A study of black HIV-negative men who have sex with men (MSM) given Truvada (tenofovir/emtricitabine) as pre-exposure prophylaxis (PrEP) has explored which factors are associated with higher levels of adherence to the daily drug regimen. An adherence analysis from the HPTN 073 study of 226 black MSM in three U.S. cities was presented at the 21st International AIDS Conference in Durban, South Africa (AIDS 2016).
Findings from the study were previously presented at the 2016 Conference on Retroviruses and Opportunistic Infections (CROI) in Boston. The study found that among the 178 men who agreed to take PrEP, five became HIV-positive, for an infection rate of 2.9 percent per year. This compared with an infection rate of 7.7 percent per year among the men who did not agree to take PrEP.
For this new analysis, the researchers relied on self-reports of adherence to the daily Truvada regimen. Between 62 and 71 percent of the participants reported high adherence (at least 90 percent of doses) at each of the study visits, which were conducted every 13 weeks. Between 13 and 19 percent of the partcipants reported taking the daily tablets less than half the time at the study visits conducted between week 13 and 52.
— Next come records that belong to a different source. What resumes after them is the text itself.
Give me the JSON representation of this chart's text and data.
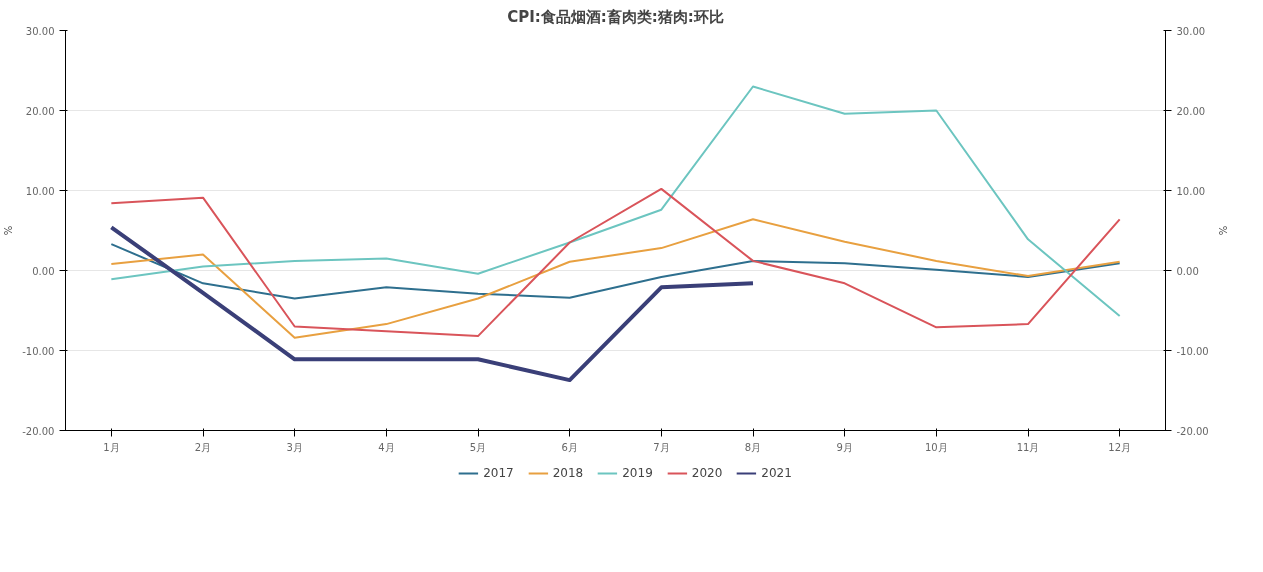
{
  "chart_data": {
    "type": "line",
    "title": "CPI:食品烟酒:畜肉类:猪肉:环比",
    "ylabel": "%",
    "y2label": "%",
    "categories": [
      "1月",
      "2月",
      "3月",
      "4月",
      "5月",
      "6月",
      "7月",
      "8月",
      "9月",
      "10月",
      "11月",
      "12月"
    ],
    "series": [
      {
        "name": "2017",
        "color": "#2e6f8e",
        "values": [
          3.3,
          -1.6,
          -3.5,
          -2.1,
          -2.9,
          -3.4,
          -0.8,
          1.2,
          0.9,
          0.1,
          -0.8,
          0.9
        ]
      },
      {
        "name": "2018",
        "color": "#e8a040",
        "values": [
          0.8,
          2.0,
          -8.4,
          -6.7,
          -3.5,
          1.1,
          2.8,
          6.4,
          3.6,
          1.2,
          -0.7,
          1.1
        ]
      },
      {
        "name": "2019",
        "color": "#6cc5c0",
        "values": [
          -1.1,
          0.5,
          1.2,
          1.5,
          -0.4,
          3.5,
          7.6,
          23.0,
          19.6,
          20.0,
          3.9,
          -5.7
        ]
      },
      {
        "name": "2020",
        "color": "#d9545a",
        "values": [
          8.4,
          9.1,
          -7.0,
          -7.6,
          -8.2,
          3.5,
          10.2,
          1.2,
          -1.6,
          -7.1,
          -6.7,
          6.4
        ]
      },
      {
        "name": "2021",
        "color": "#3a3f78",
        "values": [
          5.4,
          -2.8,
          -11.1,
          -11.1,
          -11.1,
          -13.7,
          -2.1,
          -1.6,
          null,
          null,
          null,
          null
        ]
      }
    ],
    "ylim": [
      -20,
      30
    ],
    "yticks": [
      {
        "value": -20,
        "label": "-20.00"
      },
      {
        "value": -10,
        "label": "-10.00"
      },
      {
        "value": 0,
        "label": "0.00"
      },
      {
        "value": 10,
        "label": "10.00"
      },
      {
        "value": 20,
        "label": "20.00"
      },
      {
        "value": 30,
        "label": "30.00"
      }
    ],
    "y2lim": [
      -20,
      30
    ],
    "y2ticks": [
      {
        "value": -20,
        "label": "-20.00"
      },
      {
        "value": -10,
        "label": "-10.00"
      },
      {
        "value": 0,
        "label": "0.00"
      },
      {
        "value": 10,
        "label": "10.00"
      },
      {
        "value": 20,
        "label": "20.00"
      },
      {
        "value": 30,
        "label": "30.00"
      }
    ],
    "grid": "y",
    "legend": "bottom",
    "line_style": "solid"
  }
}
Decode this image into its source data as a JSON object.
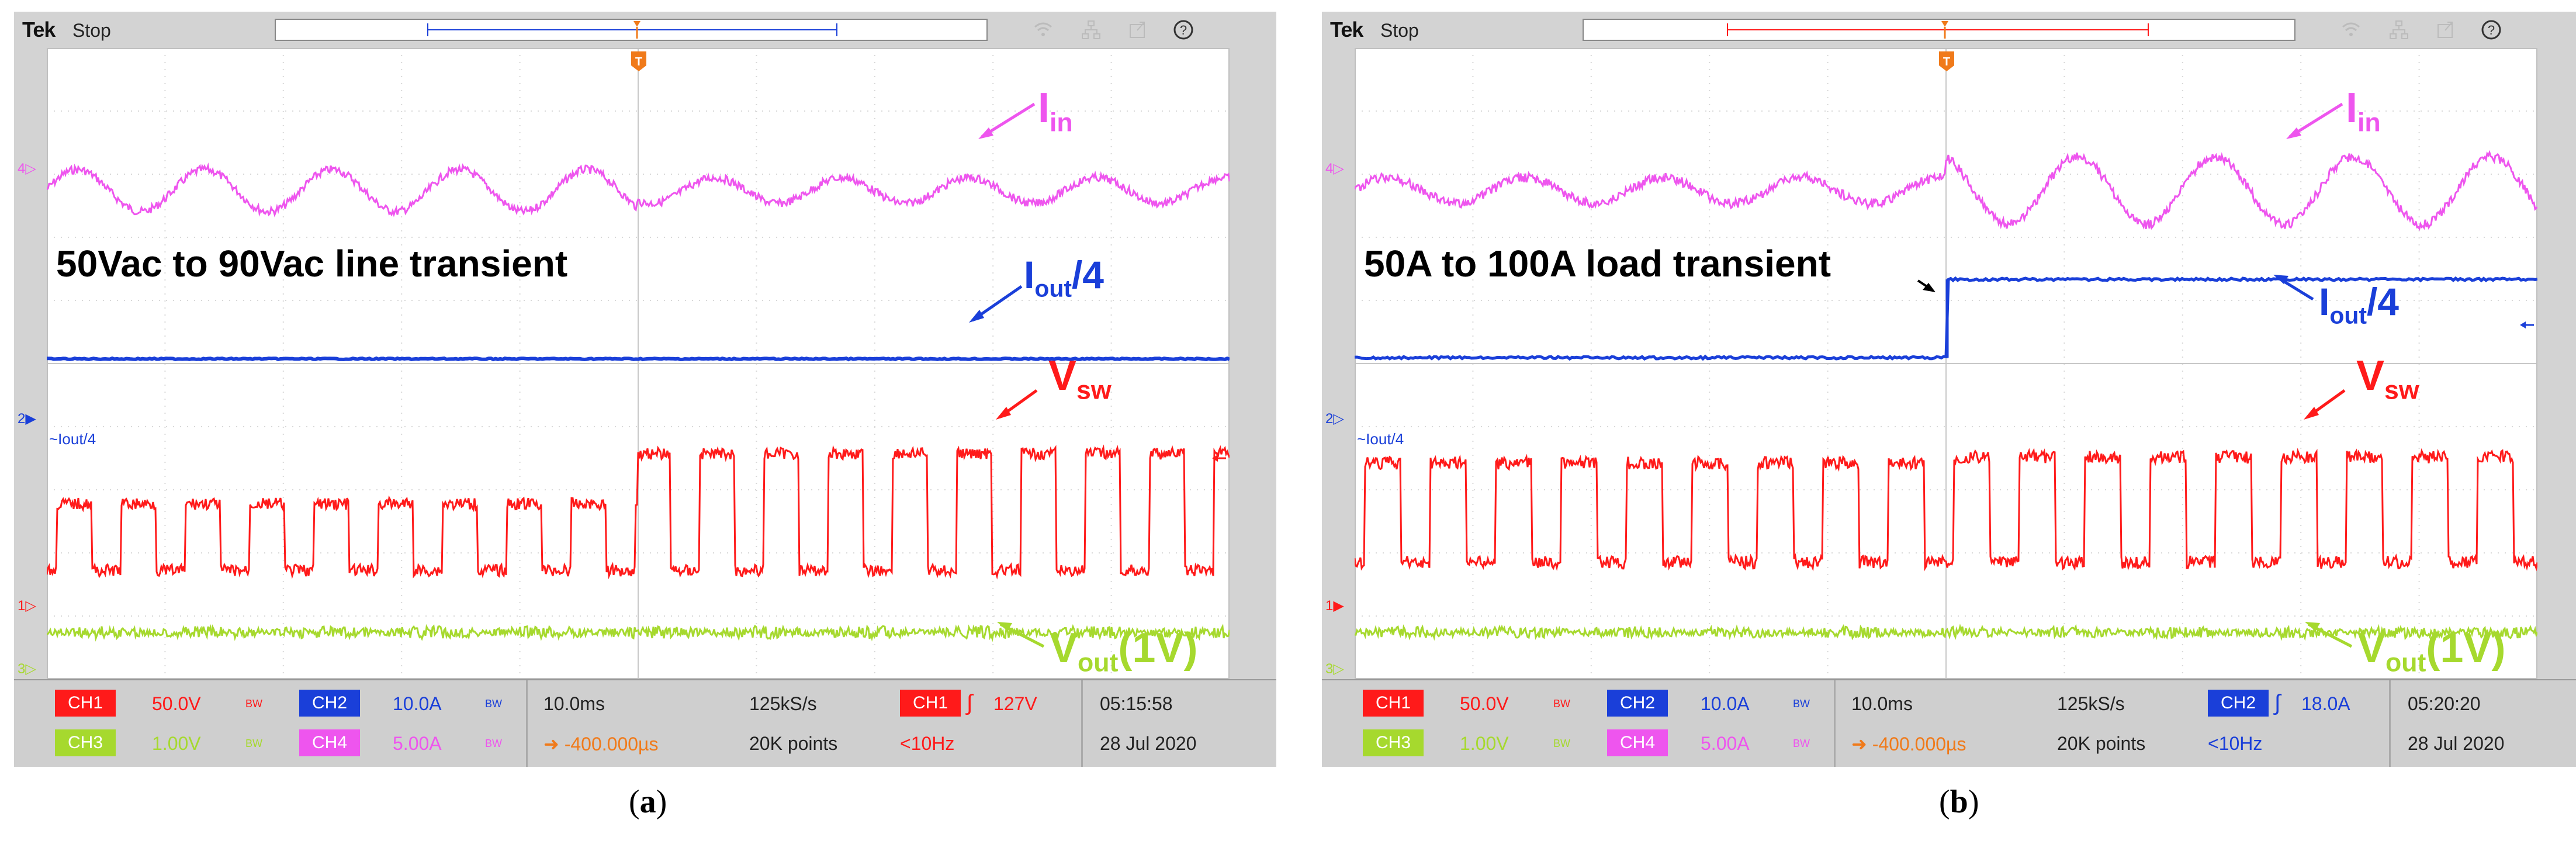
{
  "colors": {
    "ch1": "#ff1a1a",
    "ch2": "#1a3fd9",
    "ch3": "#a6d92e",
    "ch4": "#ee55ee",
    "trigger": "#f07a1a"
  },
  "panels": [
    {
      "id": "a",
      "brand": "Tek",
      "state": "Stop",
      "caption_open": "(",
      "caption_letter": "a",
      "caption_close": ")",
      "transient_label": "50Vac to 90Vac line transient",
      "annot": {
        "iin_main": "I",
        "iin_sub": "in",
        "iout_main": "I",
        "iout_sub": "out",
        "iout_suffix": "/4",
        "vsw_main": "V",
        "vsw_sub": "sw",
        "vout_main": "V",
        "vout_sub": "out",
        "vout_suffix": "(1V)"
      },
      "side_labels": {
        "ch4_marker": "4▷",
        "ch2_marker": "2▶",
        "ch2_label": "~Iout/4",
        "ch1_marker": "1▷",
        "ch3_marker": "3▷"
      },
      "channels": [
        {
          "name": "CH1",
          "scale": "50.0V",
          "bw": "BW"
        },
        {
          "name": "CH2",
          "scale": "10.0A",
          "bw": "BW"
        },
        {
          "name": "CH3",
          "scale": "1.00V",
          "bw": "BW"
        },
        {
          "name": "CH4",
          "scale": "5.00A",
          "bw": "BW"
        }
      ],
      "horizontal": {
        "scale": "10.0ms",
        "sample_rate": "125kS/s",
        "position": "-400.000µs",
        "record": "20K points"
      },
      "trigger": {
        "source": "CH1",
        "slope": "∫",
        "level": "127V",
        "freq": "<10Hz"
      },
      "time": "05:15:58",
      "date": "28 Jul 2020"
    },
    {
      "id": "b",
      "brand": "Tek",
      "state": "Stop",
      "caption_open": "(",
      "caption_letter": "b",
      "caption_close": ")",
      "transient_label": "50A to 100A load transient",
      "annot": {
        "iin_main": "I",
        "iin_sub": "in",
        "iout_main": "I",
        "iout_sub": "out",
        "iout_suffix": "/4",
        "vsw_main": "V",
        "vsw_sub": "sw",
        "vout_main": "V",
        "vout_sub": "out",
        "vout_suffix": "(1V)"
      },
      "side_labels": {
        "ch4_marker": "4▷",
        "ch2_marker": "2▷",
        "ch2_label": "~Iout/4",
        "ch1_marker": "1▶",
        "ch3_marker": "3▷"
      },
      "channels": [
        {
          "name": "CH1",
          "scale": "50.0V",
          "bw": "BW"
        },
        {
          "name": "CH2",
          "scale": "10.0A",
          "bw": "BW"
        },
        {
          "name": "CH3",
          "scale": "1.00V",
          "bw": "BW"
        },
        {
          "name": "CH4",
          "scale": "5.00A",
          "bw": "BW"
        }
      ],
      "horizontal": {
        "scale": "10.0ms",
        "sample_rate": "125kS/s",
        "position": "-400.000µs",
        "record": "20K points"
      },
      "trigger": {
        "source": "CH2",
        "slope": "∫",
        "level": "18.0A",
        "freq": "<10Hz"
      },
      "time": "05:20:20",
      "date": "28 Jul 2020"
    }
  ]
}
After adjusting the data for various factors, the researchers found that participants who were age 25 or older were 46 percent more likely to report taking at least 90 percent of their doses compared with younger participants; those with a two-year advance degree or higher were 59 percent more likely to adhere well compared with those with less education; those who reported taking multiple medications that were not prescribed to them were 51 percent less likely to adhere well compared with those who did not engage in “poly drug use”; and those with a primary partner were 75 percent more likely to adhere well compared with those who did not have one.
Considering those who reported taking less than half their Truvada doses, those who reported poly drug use were 3.3 times more likely to adhere poorly compared with those who did not report such drug use; and those with a primary partner were 58 percent less likely to report poor adherence compared with those who did not have one.
To read the conference abstract, click here.
Editor’s note: A previous version of this article mischaracterized the definition of polydrug use as the use of multiple recreational drugs rather than the use of multiple medications not prescribed for the study participants.